Los congresos tuvieron una importancia extraordinaria, especialmente el “Congresso Cattolico di Venezia” del 1874, el de Milán de 1880, el de
Soave (Verona) de 1889, y los que se celebraron después del “motu proprio”; entre ellos quisiera mencionar el de Barcelona de 1912, Tercer
Congreso Nacional Español de Música Sacra, en el cual se puso de manifiesto hasta qué punto el “motu proprio” había sido acogido con fervor en
toda España, y particularmente en Cataluña. En dicho congreso fueron protagonistas nuestros grandes maestros: Millet, con su “Orfeó Català”
(por quien Mons. Casimiri, presente en el congreso, sentía una admiración ilimitada), Mn. Romeu, Nicolau, Gibert, etc. Los nombres destacados
en todo el ámbito geográfico español son constelación: Otaño, Torres, Iruarrízaga, Goicoechea, Urtega, Beobide, Guridi, etc., etc Ya quisiera yo
añadir todos los de México, pero me voy a limitar a un nombre ilustre entre todos, gloria también de nuestro Instituto : el Maestro Miguel Bernal
Jiménez..
Tuvieron gran influjo los periódicos y, naturalmente, las escuelas. Ya antes de la fundación de la escuela de Roma, amén de la de Ratisbona,
surge en París, en 1878, la famosa “Schola Cantorum”, precedida en 1817 por la “Institution royale de musique classique et réligieuse”; en
Bélgica, bajo el numen de Lemmens y de Gevaert, funcionaba en Malinas la escuela de música sacra. La “Associazione italiana di Santa Cecilia”
(A.I.S.C.) nació en 1880. Ya en 1873 había surgido en Estados Unidos una asociación ceciliana, y una Asociación de San Gregorio Magno se fundó
en Holanda en 1876, y en 1884 nace una asociación ceciliana en Inglaterra.
Como podemos ver, el ambiente estaba bien caldeado. Efectivamente san Pío X, apenas elegido pontífice romano en 1903, teniendo entre sus
primeras preocupaciones -tra le sollecitudini- el problema della liturgia y de la música sacra, puede publicar solemnemente su capital
documento convencido que, a pesar de las previsibles resistencias que iba a encontrar, de todas formas su voz no se perdería en el desierto.
Después de este esbozo del contexto histórico en que nació y se propagó el “motu proprio”, con peculiares referencias a Italia, por ser la cuna
de san Pío X y de su documento, y el centro de la Iglesia Católica, y también por ser el lugar habitual de mi residencia y de mi trabajo desde
hace más de cuarenta años, vamos ahora a pasar a una análisis y breve comentario de los puntos esenciales, que son la introducción, los
principios generales y los géneros de la música sacra.
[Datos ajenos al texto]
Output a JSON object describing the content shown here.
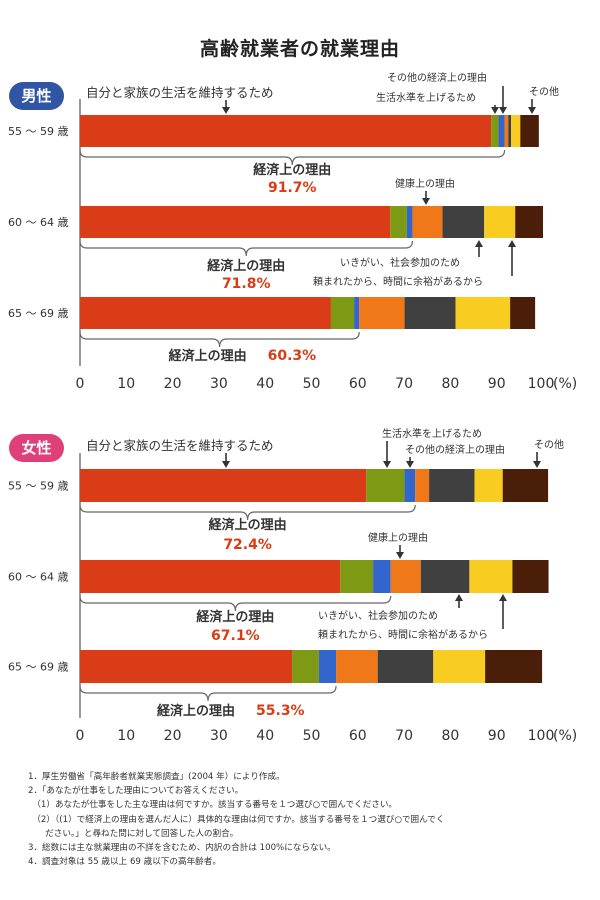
{
  "title": "高齢就業者の就業理由",
  "colors": {
    "経済上の理由_維持": "#d93c16",
    "生活水準を上げるため": "#7e9a14",
    "その他の経済上の理由": "#3366cc",
    "健康上の理由": "#f07818",
    "いきがい、社会参加のため": "#404040",
    "頼まれたから、時間に余裕があるから": "#f8cc20",
    "その他": "#4a1e08",
    "bracket": "#666666",
    "summary_value": "#d93c16",
    "badge_male": "#2f55a4",
    "badge_female": "#e0407a"
  },
  "chart_data": [
    {
      "type": "bar",
      "orientation": "horizontal",
      "stacked": true,
      "group_label": "男性",
      "categories": [
        "55 〜 59 歳",
        "60 〜 64 歳",
        "65 〜 69 歳"
      ],
      "series": [
        {
          "name": "自分と家族の生活を維持するため",
          "values": [
            88.8,
            67.0,
            54.2
          ]
        },
        {
          "name": "生活水準を上げるため",
          "values": [
            1.6,
            3.6,
            5.0
          ]
        },
        {
          "name": "その他の経済上の理由",
          "values": [
            1.3,
            1.2,
            1.1
          ]
        },
        {
          "name": "健康上の理由",
          "values": [
            0.8,
            6.5,
            9.8
          ]
        },
        {
          "name": "いきがい、社会参加のため",
          "values": [
            0.6,
            9.0,
            11.0
          ]
        },
        {
          "name": "頼まれたから、時間に余裕があるから",
          "values": [
            2.0,
            6.7,
            11.8
          ]
        },
        {
          "name": "その他",
          "values": [
            4.0,
            6.0,
            5.4
          ]
        }
      ],
      "xlim": [
        0,
        100
      ],
      "xticks": [
        "0",
        "10",
        "20",
        "30",
        "40",
        "50",
        "60",
        "70",
        "80",
        "90",
        "100"
      ],
      "xunit": "(%)",
      "summary_label": "経済上の理由",
      "summary_values": [
        "91.7%",
        "71.8%",
        "60.3%"
      ],
      "annotations": {
        "main": "自分と家族の生活を維持するため",
        "other_econ": "その他の経済上の理由",
        "raise_living": "生活水準を上げるため",
        "other": "その他",
        "health": "健康上の理由",
        "ikigai": "いきがい、社会参加のため",
        "tanomare": "頼まれたから、時間に余裕があるから"
      }
    },
    {
      "type": "bar",
      "orientation": "horizontal",
      "stacked": true,
      "group_label": "女性",
      "categories": [
        "55 〜 59 歳",
        "60 〜 64 歳",
        "65 〜 69 歳"
      ],
      "series": [
        {
          "name": "自分と家族の生活を維持するため",
          "values": [
            61.8,
            56.2,
            45.8
          ]
        },
        {
          "name": "生活水準を上げるため",
          "values": [
            8.3,
            7.1,
            5.8
          ]
        },
        {
          "name": "その他の経済上の理由",
          "values": [
            2.3,
            3.8,
            3.7
          ]
        },
        {
          "name": "健康上の理由",
          "values": [
            3.0,
            6.5,
            9.0
          ]
        },
        {
          "name": "いきがい、社会参加のため",
          "values": [
            9.8,
            10.5,
            12.0
          ]
        },
        {
          "name": "頼まれたから、時間に余裕があるから",
          "values": [
            6.1,
            9.3,
            11.2
          ]
        },
        {
          "name": "その他",
          "values": [
            9.8,
            7.8,
            12.3
          ]
        }
      ],
      "xlim": [
        0,
        100
      ],
      "xticks": [
        "0",
        "10",
        "20",
        "30",
        "40",
        "50",
        "60",
        "70",
        "80",
        "90",
        "100"
      ],
      "xunit": "(%)",
      "summary_label": "経済上の理由",
      "summary_values": [
        "72.4%",
        "67.1%",
        "55.3%"
      ],
      "annotations": {
        "main": "自分と家族の生活を維持するため",
        "raise_living": "生活水準を上げるため",
        "other_econ": "その他の経済上の理由",
        "other": "その他",
        "health": "健康上の理由",
        "ikigai": "いきがい、社会参加のため",
        "tanomare": "頼まれたから、時間に余裕があるから"
      }
    }
  ],
  "notes": [
    "1．厚生労働省「高年齢者就業実態調査」(2004 年）により作成。",
    "2．「あなたが仕事をした理由についてお答えください。",
    "　（1）あなたが仕事をした主な理由は何ですか。該当する番号を１つ選び○で囲んでください。",
    "　（2）（(1）で経済上の理由を選んだ人に）具体的な理由は何ですか。該当する番号を１つ選び○で囲んでく",
    "　　ださい。」と尋ねた問に対して回答した人の割合。",
    "3．総数には主な就業理由の不詳を含むため、内訳の合計は 100%にならない。",
    "4．調査対象は 55 歳以上 69 歳以下の高年齢者。"
  ]
}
Todo esto, en líneas generales, continúa manteniendo su validez. Es en las disposiciones
concretas donde más se acusa el paso del tiempo y, por lo tanto, son de menor interés para nosotros. Les remito a la lectura integral del
documento, comparándolo con el cap. VI de la “Sacrosanctum Concilium” del Vaticano II y la subsiguiente instrucción de la Sagrada
Congregación de Ritos de 1967. Naturalmente, no faltará alguna referencia al quirógrafo de Juan Pablo II.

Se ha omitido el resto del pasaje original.